I don't think there's anything too interesting to say about this, the interesting bits are all commented in the code.

Basically the trick for avoiding the evilness of a manual reset event is just to make a new one after you set it to "open" and never try to set it to "closed" again. (of course you could set it to closed and recycle it through a pool instead of allocating a new one each time).

This code can be simplified/optimized in various ways, for example when you signal() you don't actually need to make or delete a waitset at all.

I believe you could also get rid of m_internal_mutex completely with a bit of care. Actually it doesn't take any care; if you require that signal() and broadcast() are always called from within the external lock, then the internal mutex isn't needed at all (the external lock serves to protect the things that it protects, namely the waitset).

The Terekhov condvar in pthreads-win32 (reportedly) uses a barrier to block entry to "wait" for new waiters after you "broadcast" but before all the waiters have woken up. It's a gate that's closed when you broadcast, the waiter count is remembered, and it's opened after they all wake up. This works but does cause thread thrashing; waiters who were blocked will go to sleep on the barrier, then wake up and rush in and immediately go to sleep in the wait on the condvar. (caveat : I haven't actually looked at the pthreads-win32 code other than to see that it's huge and complex and I didn't want to read it)

Doug Schmidt wrote the nice page on Strategies for Implementing POSIX cond vars on Win32 (which describes a lot of bad or broken ways (such as using PulseEvent or using SetEvent and trying to count down to reset it)). The way he implemented it in his ACE package is sort of similar to Terekhov's blocking mechanism. this extraction for qemu is a lot easier to follow than the ACE code and uses the same technique. At first I didn't think it worked at all, but the secret is that it blocks wake-stealers using the external mutex. The key is that in this implementation, "broadcast" has to be called inside the external mutex held. So what happens is broadcast wakes a bunch of guys, then waits on their wakes being done - it's still holding the external mutex. The waiters wake up, and dec the count and then try to lock the mutex and block on that. Eventually they all wake up and set an event so the broadcaster is allowed to resume. Now he leaves broadcast and unlocks the mutex and the guys who were woken up can now run. Stolen wakeups are prevented because the external mutex is held the whole time, so nobody can get into the cv to even try to wait.

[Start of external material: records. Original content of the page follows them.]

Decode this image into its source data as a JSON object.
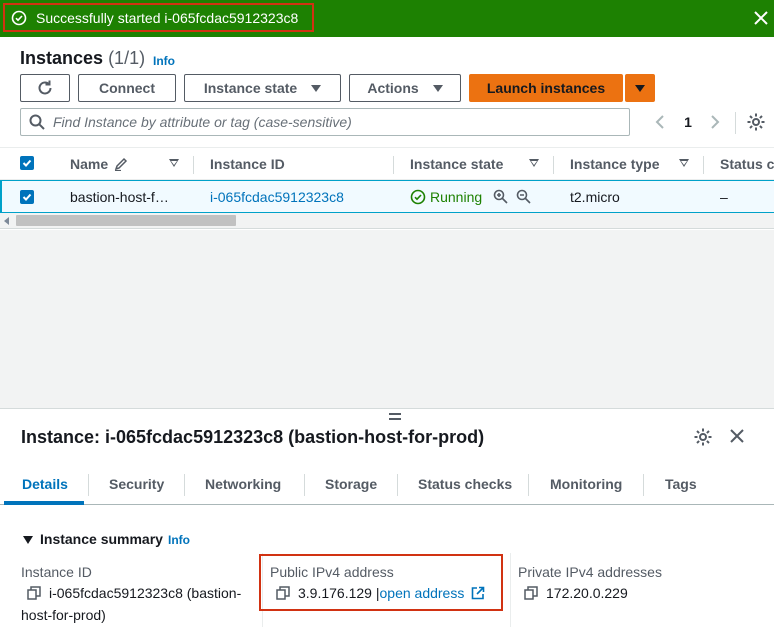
{
  "flash": {
    "message": "Successfully started i-065fcdac5912323c8"
  },
  "header": {
    "title": "Instances",
    "count": "(1/1)",
    "info": "Info"
  },
  "toolbar": {
    "connect": "Connect",
    "instance_state": "Instance state",
    "actions": "Actions",
    "launch": "Launch instances"
  },
  "search": {
    "placeholder": "Find Instance by attribute or tag (case-sensitive)"
  },
  "pagination": {
    "page": "1"
  },
  "table": {
    "columns": [
      "Name",
      "Instance ID",
      "Instance state",
      "Instance type",
      "Status ch"
    ],
    "rows": [
      {
        "name": "bastion-host-f…",
        "id": "i-065fcdac5912323c8",
        "state": "Running",
        "type": "t2.micro",
        "status": "–"
      }
    ]
  },
  "panel": {
    "title": "Instance: i-065fcdac5912323c8 (bastion-host-for-prod)",
    "tabs": [
      "Details",
      "Security",
      "Networking",
      "Storage",
      "Status checks",
      "Monitoring",
      "Tags"
    ],
    "summary_title": "Instance summary",
    "summary_info": "Info",
    "instance_id_label": "Instance ID",
    "instance_id_value_1": "i-065fcdac5912323c8 (bastion-",
    "instance_id_value_2": "host-for-prod)",
    "public_ip_label": "Public IPv4 address",
    "public_ip_value": "3.9.176.129",
    "public_ip_sep": "|",
    "open_address": "open address",
    "private_ip_label": "Private IPv4 addresses",
    "private_ip_value": "172.20.0.229"
  },
  "colors": {
    "success": "#1d8102",
    "link": "#0073bb",
    "primary": "#ec7211",
    "highlight": "#d13212"
  },
  "icons": [
    "check-circle-icon",
    "close-icon",
    "refresh-icon",
    "search-icon",
    "gear-icon",
    "edit-icon",
    "zoom-in-icon",
    "zoom-out-icon",
    "copy-icon",
    "external-link-icon"
  ]
}
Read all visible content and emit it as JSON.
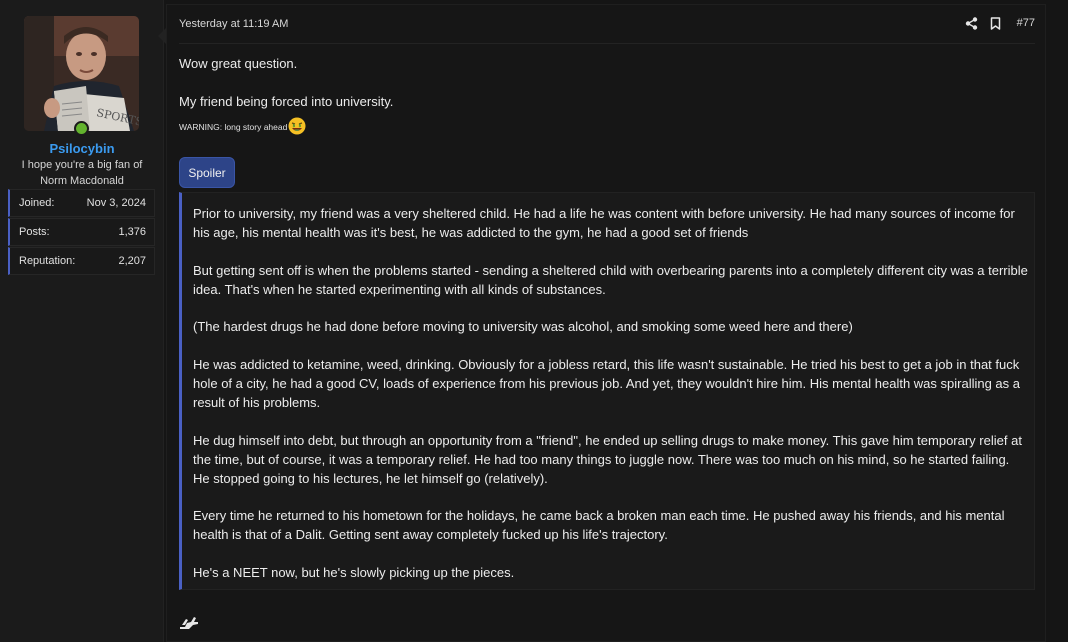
{
  "user": {
    "username": "Psilocybin",
    "title": "I hope you're a big fan of Norm Macdonald",
    "online": true,
    "stats": [
      {
        "label": "Joined:",
        "value": "Nov 3, 2024"
      },
      {
        "label": "Posts:",
        "value": "1,376"
      },
      {
        "label": "Reputation:",
        "value": "2,207"
      }
    ]
  },
  "post": {
    "timestamp": "Yesterday at 11:19 AM",
    "number": "#77",
    "line1": "Wow great question.",
    "line2": "My friend being forced into university.",
    "warning": "WARNING: long story ahead",
    "spoiler_label": "Spoiler",
    "spoiler_paragraphs": [
      "Prior to university, my friend was a very sheltered child. He had a life he was content with before university. He had many sources of income for his age, his mental health was it's best, he was addicted to the gym, he had a good set of friends",
      "But getting sent off is when the problems started - sending a sheltered child with overbearing parents into a completely different city was a terrible idea. That's when he started experimenting with all kinds of substances.",
      "(The hardest drugs he had done before moving to university was alcohol, and smoking some weed here and there)",
      "He was addicted to ketamine, weed, drinking. Obviously for a jobless retard, this life wasn't sustainable. He tried his best to get a job in that fuck hole of a city, he had a good CV, loads of experience from his previous job. And yet, they wouldn't hire him. His mental health was spiralling as a result of his problems.",
      "He dug himself into debt, but through an opportunity from a \"friend\", he ended up selling drugs to make money. This gave him temporary relief at the time, but of course, it was a temporary relief. He had too many things to juggle now. There was too much on his mind, so he started failing. He stopped going to his lectures, he let himself go (relatively).",
      "Every time he returned to his hometown for the holidays, he came back a broken man each time. He pushed away his friends, and his mental health is that of a Dalit. Getting sent away completely fucked up his life's trajectory.",
      "He's a NEET now, but he's slowly picking up the pieces."
    ]
  },
  "icons": {
    "share": "share-icon",
    "bookmark": "bookmark-icon",
    "emoji": "grinning-money-emoji",
    "reaction": "reaction-icon"
  },
  "colors": {
    "username": "#3b9bf0",
    "accent": "#4a60c4",
    "spoiler_button": "#2d4488",
    "online": "#63b32e"
  }
}
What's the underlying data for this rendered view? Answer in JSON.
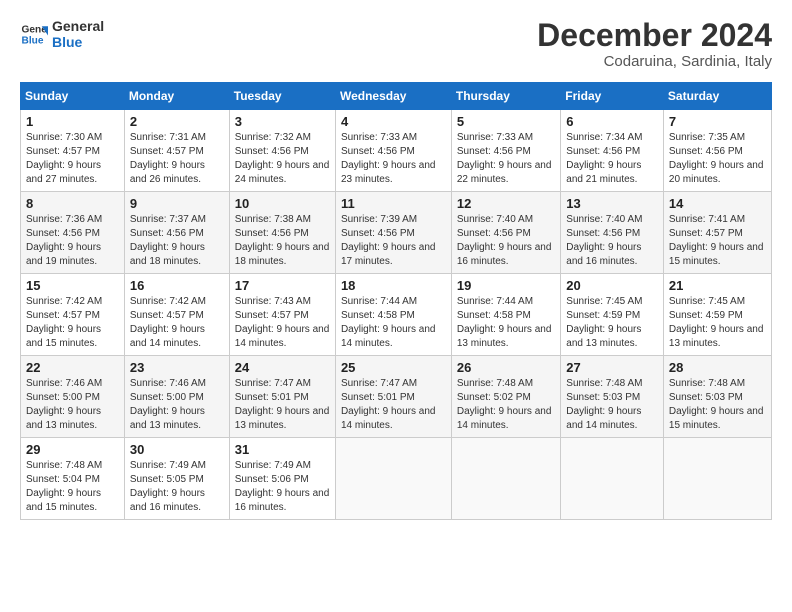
{
  "logo": {
    "line1": "General",
    "line2": "Blue"
  },
  "title": "December 2024",
  "subtitle": "Codaruina, Sardinia, Italy",
  "headers": [
    "Sunday",
    "Monday",
    "Tuesday",
    "Wednesday",
    "Thursday",
    "Friday",
    "Saturday"
  ],
  "weeks": [
    [
      {
        "day": "1",
        "sunrise": "7:30 AM",
        "sunset": "4:57 PM",
        "daylight": "9 hours and 27 minutes."
      },
      {
        "day": "2",
        "sunrise": "7:31 AM",
        "sunset": "4:57 PM",
        "daylight": "9 hours and 26 minutes."
      },
      {
        "day": "3",
        "sunrise": "7:32 AM",
        "sunset": "4:56 PM",
        "daylight": "9 hours and 24 minutes."
      },
      {
        "day": "4",
        "sunrise": "7:33 AM",
        "sunset": "4:56 PM",
        "daylight": "9 hours and 23 minutes."
      },
      {
        "day": "5",
        "sunrise": "7:33 AM",
        "sunset": "4:56 PM",
        "daylight": "9 hours and 22 minutes."
      },
      {
        "day": "6",
        "sunrise": "7:34 AM",
        "sunset": "4:56 PM",
        "daylight": "9 hours and 21 minutes."
      },
      {
        "day": "7",
        "sunrise": "7:35 AM",
        "sunset": "4:56 PM",
        "daylight": "9 hours and 20 minutes."
      }
    ],
    [
      {
        "day": "8",
        "sunrise": "7:36 AM",
        "sunset": "4:56 PM",
        "daylight": "9 hours and 19 minutes."
      },
      {
        "day": "9",
        "sunrise": "7:37 AM",
        "sunset": "4:56 PM",
        "daylight": "9 hours and 18 minutes."
      },
      {
        "day": "10",
        "sunrise": "7:38 AM",
        "sunset": "4:56 PM",
        "daylight": "9 hours and 18 minutes."
      },
      {
        "day": "11",
        "sunrise": "7:39 AM",
        "sunset": "4:56 PM",
        "daylight": "9 hours and 17 minutes."
      },
      {
        "day": "12",
        "sunrise": "7:40 AM",
        "sunset": "4:56 PM",
        "daylight": "9 hours and 16 minutes."
      },
      {
        "day": "13",
        "sunrise": "7:40 AM",
        "sunset": "4:56 PM",
        "daylight": "9 hours and 16 minutes."
      },
      {
        "day": "14",
        "sunrise": "7:41 AM",
        "sunset": "4:57 PM",
        "daylight": "9 hours and 15 minutes."
      }
    ],
    [
      {
        "day": "15",
        "sunrise": "7:42 AM",
        "sunset": "4:57 PM",
        "daylight": "9 hours and 15 minutes."
      },
      {
        "day": "16",
        "sunrise": "7:42 AM",
        "sunset": "4:57 PM",
        "daylight": "9 hours and 14 minutes."
      },
      {
        "day": "17",
        "sunrise": "7:43 AM",
        "sunset": "4:57 PM",
        "daylight": "9 hours and 14 minutes."
      },
      {
        "day": "18",
        "sunrise": "7:44 AM",
        "sunset": "4:58 PM",
        "daylight": "9 hours and 14 minutes."
      },
      {
        "day": "19",
        "sunrise": "7:44 AM",
        "sunset": "4:58 PM",
        "daylight": "9 hours and 13 minutes."
      },
      {
        "day": "20",
        "sunrise": "7:45 AM",
        "sunset": "4:59 PM",
        "daylight": "9 hours and 13 minutes."
      },
      {
        "day": "21",
        "sunrise": "7:45 AM",
        "sunset": "4:59 PM",
        "daylight": "9 hours and 13 minutes."
      }
    ],
    [
      {
        "day": "22",
        "sunrise": "7:46 AM",
        "sunset": "5:00 PM",
        "daylight": "9 hours and 13 minutes."
      },
      {
        "day": "23",
        "sunrise": "7:46 AM",
        "sunset": "5:00 PM",
        "daylight": "9 hours and 13 minutes."
      },
      {
        "day": "24",
        "sunrise": "7:47 AM",
        "sunset": "5:01 PM",
        "daylight": "9 hours and 13 minutes."
      },
      {
        "day": "25",
        "sunrise": "7:47 AM",
        "sunset": "5:01 PM",
        "daylight": "9 hours and 14 minutes."
      },
      {
        "day": "26",
        "sunrise": "7:48 AM",
        "sunset": "5:02 PM",
        "daylight": "9 hours and 14 minutes."
      },
      {
        "day": "27",
        "sunrise": "7:48 AM",
        "sunset": "5:03 PM",
        "daylight": "9 hours and 14 minutes."
      },
      {
        "day": "28",
        "sunrise": "7:48 AM",
        "sunset": "5:03 PM",
        "daylight": "9 hours and 15 minutes."
      }
    ],
    [
      {
        "day": "29",
        "sunrise": "7:48 AM",
        "sunset": "5:04 PM",
        "daylight": "9 hours and 15 minutes."
      },
      {
        "day": "30",
        "sunrise": "7:49 AM",
        "sunset": "5:05 PM",
        "daylight": "9 hours and 16 minutes."
      },
      {
        "day": "31",
        "sunrise": "7:49 AM",
        "sunset": "5:06 PM",
        "daylight": "9 hours and 16 minutes."
      },
      null,
      null,
      null,
      null
    ]
  ],
  "labels": {
    "sunrise": "Sunrise:",
    "sunset": "Sunset:",
    "daylight": "Daylight:"
  }
}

I'm really not a fan of this style of condvar implementation. It causes lots of thread thrashing. It requires every single one of the threads broadcasted-to to wake up and go back to sleep before any one can run. Particularly in the Windows environment where individual threads can lose time for a very long time on multi-core machines, this is very bad.

Thomasson's earlier waitset didn't swap out the waitset in notify_all so it didn't get generations right. (he did later correct versions such as the one above)

Derevyago has posted a lot of condvars that are broken (manual reset event with ResetEvent() being used is immediately smelly and in this case is in fact broken). He also posted one that works which is similar to my first one here (FIFO, SCHED_OTHER, manual wait list).

Anthony Williams posted a reasonably simple sketch of a condvar ; it uses a manual reset event per generation which is swapped out on broadcast ; it's functionally identical to the Thomasson condvar, except that Anthony maintains a linked list of waiters instead of just inc/dec'ing a refcount. Anthony didn't provide signal() but it's trivial to do so by adding another manual-reset event.

Dmitry's fine grained eventcount looks like a nice way to build condvar, but I'm scared of it. If somebody ever makes a C++0x/Relacy version of that, let me know.